In the meantime, the FDA says it is treating e-cigarettes on a case-by-case basis, which seems to involve looking for health claims that render them unapproved drug delivery devices. The more cautious distributors therefore avoid describing e-cigarettes as a smoking cessation tool or as a way of treating or mitigating disease. It's clear that e-cigarettes, which contain no tobacco and deliver nicotine in water vapor instead of smoke, are far less hazardous than standard cigarettes. But saying so risks attracting unwanted attention from the FDA, which has seized some companies' shipments. (One of them, Smoking Everywhere, has sued the FDA in federal court, arguing that the agency has no jurisdiction over e-cigarettes.) "Safest, safer—those are mitigating claims," says Youngblood. "We need to be careful as an industry in how we depict our product. Without medical evidence, we shouldn't be saying anything is safer."
At the same time, the industry's main argument against FDA interference is that it is providing a safer alternative to cigarettes. In a statement released on Monday, former congressman Matt Salmon, president of the newly formed Electronic Cigarette Association, complains:
The message that is being sent by the FDA to those who cannot stop smoking, or who do not wish to stop smoking, is that it is better to keep smoking tobacco, which kills more than 400,000 people in the US per year....It is time to stop misinformation, to put the needs of consumers ahead of special interests, to put public health ahead of stifling process, and to embrace the first true innovation in a centuries-old space.

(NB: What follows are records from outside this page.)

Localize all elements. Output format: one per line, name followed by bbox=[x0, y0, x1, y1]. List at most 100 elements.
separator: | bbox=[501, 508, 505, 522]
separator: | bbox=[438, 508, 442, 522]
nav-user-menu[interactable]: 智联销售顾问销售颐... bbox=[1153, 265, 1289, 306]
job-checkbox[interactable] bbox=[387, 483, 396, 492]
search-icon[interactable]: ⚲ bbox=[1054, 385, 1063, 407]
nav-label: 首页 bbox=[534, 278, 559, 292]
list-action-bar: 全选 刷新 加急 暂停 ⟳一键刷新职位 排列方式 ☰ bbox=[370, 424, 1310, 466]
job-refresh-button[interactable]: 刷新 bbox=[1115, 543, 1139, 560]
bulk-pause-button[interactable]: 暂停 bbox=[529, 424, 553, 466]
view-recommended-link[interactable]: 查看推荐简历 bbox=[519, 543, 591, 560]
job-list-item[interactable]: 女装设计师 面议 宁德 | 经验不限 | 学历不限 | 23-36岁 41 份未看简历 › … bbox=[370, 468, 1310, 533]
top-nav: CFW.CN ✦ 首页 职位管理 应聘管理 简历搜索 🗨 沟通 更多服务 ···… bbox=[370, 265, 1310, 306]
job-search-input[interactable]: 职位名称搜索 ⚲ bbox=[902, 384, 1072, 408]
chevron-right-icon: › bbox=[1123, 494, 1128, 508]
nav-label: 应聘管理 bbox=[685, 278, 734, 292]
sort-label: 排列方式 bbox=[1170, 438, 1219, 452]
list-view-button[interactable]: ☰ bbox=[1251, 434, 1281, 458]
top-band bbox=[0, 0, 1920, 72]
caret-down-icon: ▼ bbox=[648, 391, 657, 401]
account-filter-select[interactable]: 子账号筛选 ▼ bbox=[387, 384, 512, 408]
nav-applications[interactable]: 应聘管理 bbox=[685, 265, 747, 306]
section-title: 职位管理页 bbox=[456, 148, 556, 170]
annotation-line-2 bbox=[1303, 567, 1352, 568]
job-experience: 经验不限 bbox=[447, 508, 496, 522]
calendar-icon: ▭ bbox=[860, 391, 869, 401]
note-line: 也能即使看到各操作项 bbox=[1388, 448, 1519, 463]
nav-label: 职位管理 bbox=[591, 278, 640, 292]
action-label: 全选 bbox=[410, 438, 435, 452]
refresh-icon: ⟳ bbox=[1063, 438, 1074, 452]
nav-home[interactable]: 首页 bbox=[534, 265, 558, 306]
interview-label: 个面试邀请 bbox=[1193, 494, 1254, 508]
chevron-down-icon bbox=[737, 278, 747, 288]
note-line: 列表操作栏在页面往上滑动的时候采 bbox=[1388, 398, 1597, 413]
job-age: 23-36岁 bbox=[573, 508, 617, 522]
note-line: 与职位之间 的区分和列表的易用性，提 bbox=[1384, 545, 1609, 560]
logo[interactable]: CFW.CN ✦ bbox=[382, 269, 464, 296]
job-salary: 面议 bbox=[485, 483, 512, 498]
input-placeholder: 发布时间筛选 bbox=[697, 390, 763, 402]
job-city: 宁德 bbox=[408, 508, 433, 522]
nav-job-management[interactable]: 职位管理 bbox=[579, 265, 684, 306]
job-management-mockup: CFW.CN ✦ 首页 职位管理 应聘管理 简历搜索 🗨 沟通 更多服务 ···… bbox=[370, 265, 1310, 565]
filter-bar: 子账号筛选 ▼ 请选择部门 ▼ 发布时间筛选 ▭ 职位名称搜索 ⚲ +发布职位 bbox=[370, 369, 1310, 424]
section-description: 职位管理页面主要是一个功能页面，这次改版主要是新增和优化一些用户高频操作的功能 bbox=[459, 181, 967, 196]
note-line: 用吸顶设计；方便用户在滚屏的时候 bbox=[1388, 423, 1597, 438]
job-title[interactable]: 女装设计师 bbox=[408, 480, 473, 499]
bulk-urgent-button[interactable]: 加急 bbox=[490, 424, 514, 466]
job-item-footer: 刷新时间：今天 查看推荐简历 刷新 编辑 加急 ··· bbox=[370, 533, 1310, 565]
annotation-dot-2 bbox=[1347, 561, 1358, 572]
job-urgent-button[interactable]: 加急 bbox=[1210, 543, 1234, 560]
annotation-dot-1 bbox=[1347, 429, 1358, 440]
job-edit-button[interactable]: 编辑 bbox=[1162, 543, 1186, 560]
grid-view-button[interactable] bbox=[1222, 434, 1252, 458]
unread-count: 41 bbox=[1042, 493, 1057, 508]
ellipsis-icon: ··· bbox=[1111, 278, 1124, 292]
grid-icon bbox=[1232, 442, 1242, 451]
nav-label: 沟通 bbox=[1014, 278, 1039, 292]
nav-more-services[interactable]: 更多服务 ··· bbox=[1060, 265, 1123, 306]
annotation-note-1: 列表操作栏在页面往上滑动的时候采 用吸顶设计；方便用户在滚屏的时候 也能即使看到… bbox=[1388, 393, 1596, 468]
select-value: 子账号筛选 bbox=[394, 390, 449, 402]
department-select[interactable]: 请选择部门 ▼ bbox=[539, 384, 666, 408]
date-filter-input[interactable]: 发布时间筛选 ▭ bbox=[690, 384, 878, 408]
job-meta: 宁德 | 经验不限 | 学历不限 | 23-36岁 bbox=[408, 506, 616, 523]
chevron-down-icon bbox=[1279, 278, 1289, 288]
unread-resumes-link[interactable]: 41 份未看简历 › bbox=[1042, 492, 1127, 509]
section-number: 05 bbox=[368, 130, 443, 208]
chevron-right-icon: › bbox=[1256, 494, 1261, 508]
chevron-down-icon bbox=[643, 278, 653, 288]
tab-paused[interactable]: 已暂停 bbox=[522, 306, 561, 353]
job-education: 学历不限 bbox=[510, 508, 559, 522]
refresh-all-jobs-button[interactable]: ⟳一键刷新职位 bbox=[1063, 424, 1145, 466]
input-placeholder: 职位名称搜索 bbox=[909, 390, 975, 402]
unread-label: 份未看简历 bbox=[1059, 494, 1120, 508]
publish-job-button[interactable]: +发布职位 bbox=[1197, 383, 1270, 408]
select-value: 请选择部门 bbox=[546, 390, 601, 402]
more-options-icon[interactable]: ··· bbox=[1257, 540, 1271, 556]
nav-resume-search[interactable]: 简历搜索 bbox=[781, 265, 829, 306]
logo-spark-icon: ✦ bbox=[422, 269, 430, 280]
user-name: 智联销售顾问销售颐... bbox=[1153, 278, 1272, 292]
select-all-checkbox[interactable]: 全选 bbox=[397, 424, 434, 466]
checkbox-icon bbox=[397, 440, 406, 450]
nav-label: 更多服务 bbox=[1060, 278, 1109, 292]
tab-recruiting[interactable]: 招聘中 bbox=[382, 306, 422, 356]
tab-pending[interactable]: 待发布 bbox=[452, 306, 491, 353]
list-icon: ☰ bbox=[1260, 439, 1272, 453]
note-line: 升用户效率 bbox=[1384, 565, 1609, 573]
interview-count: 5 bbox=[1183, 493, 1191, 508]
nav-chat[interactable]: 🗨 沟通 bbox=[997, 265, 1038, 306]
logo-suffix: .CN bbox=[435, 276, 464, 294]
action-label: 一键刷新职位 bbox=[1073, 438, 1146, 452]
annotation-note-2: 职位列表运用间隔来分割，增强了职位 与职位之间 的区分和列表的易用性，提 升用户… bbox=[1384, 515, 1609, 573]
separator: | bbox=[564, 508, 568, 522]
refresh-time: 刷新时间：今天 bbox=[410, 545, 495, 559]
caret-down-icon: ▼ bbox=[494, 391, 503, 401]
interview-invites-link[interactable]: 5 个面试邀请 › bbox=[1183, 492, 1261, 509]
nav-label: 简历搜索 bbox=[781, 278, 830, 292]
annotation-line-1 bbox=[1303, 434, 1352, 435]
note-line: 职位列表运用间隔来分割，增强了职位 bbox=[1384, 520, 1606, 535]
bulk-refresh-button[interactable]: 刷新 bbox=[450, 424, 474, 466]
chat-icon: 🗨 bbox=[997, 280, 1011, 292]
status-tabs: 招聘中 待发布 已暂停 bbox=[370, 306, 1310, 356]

The industry's regulatory dilemma is clear when you talk to Youngblood. Even while mentioning testimonials from smokers who "have made a transition," he is careful to say, "We are not a quit-smoking device....We are an alternative nicotine delivery device." (That terminology may be risky too, since that's what former FDA chief David Kessler called cigarettes when he unsuccessfully tried to regulate them during the Clinton administration.) And even while contrasting the myriad toxins and carcinogens in tobacco smoke with the "13 or 14" chemicals in e-cigarette vapor, none of which is a known carcinogen, Youngblood says talking about relative hazards is asking for trouble:
We can't make those statements. We have to make [consumers] draw that conclusion. And quite frankly, that's OK, because people know it....[Regulators] do put you in a bit of a bind. It's hard to communicate openly without putting your foot in your mouth....We're about harm reduction, and that's truly to our core....Except I can't say that.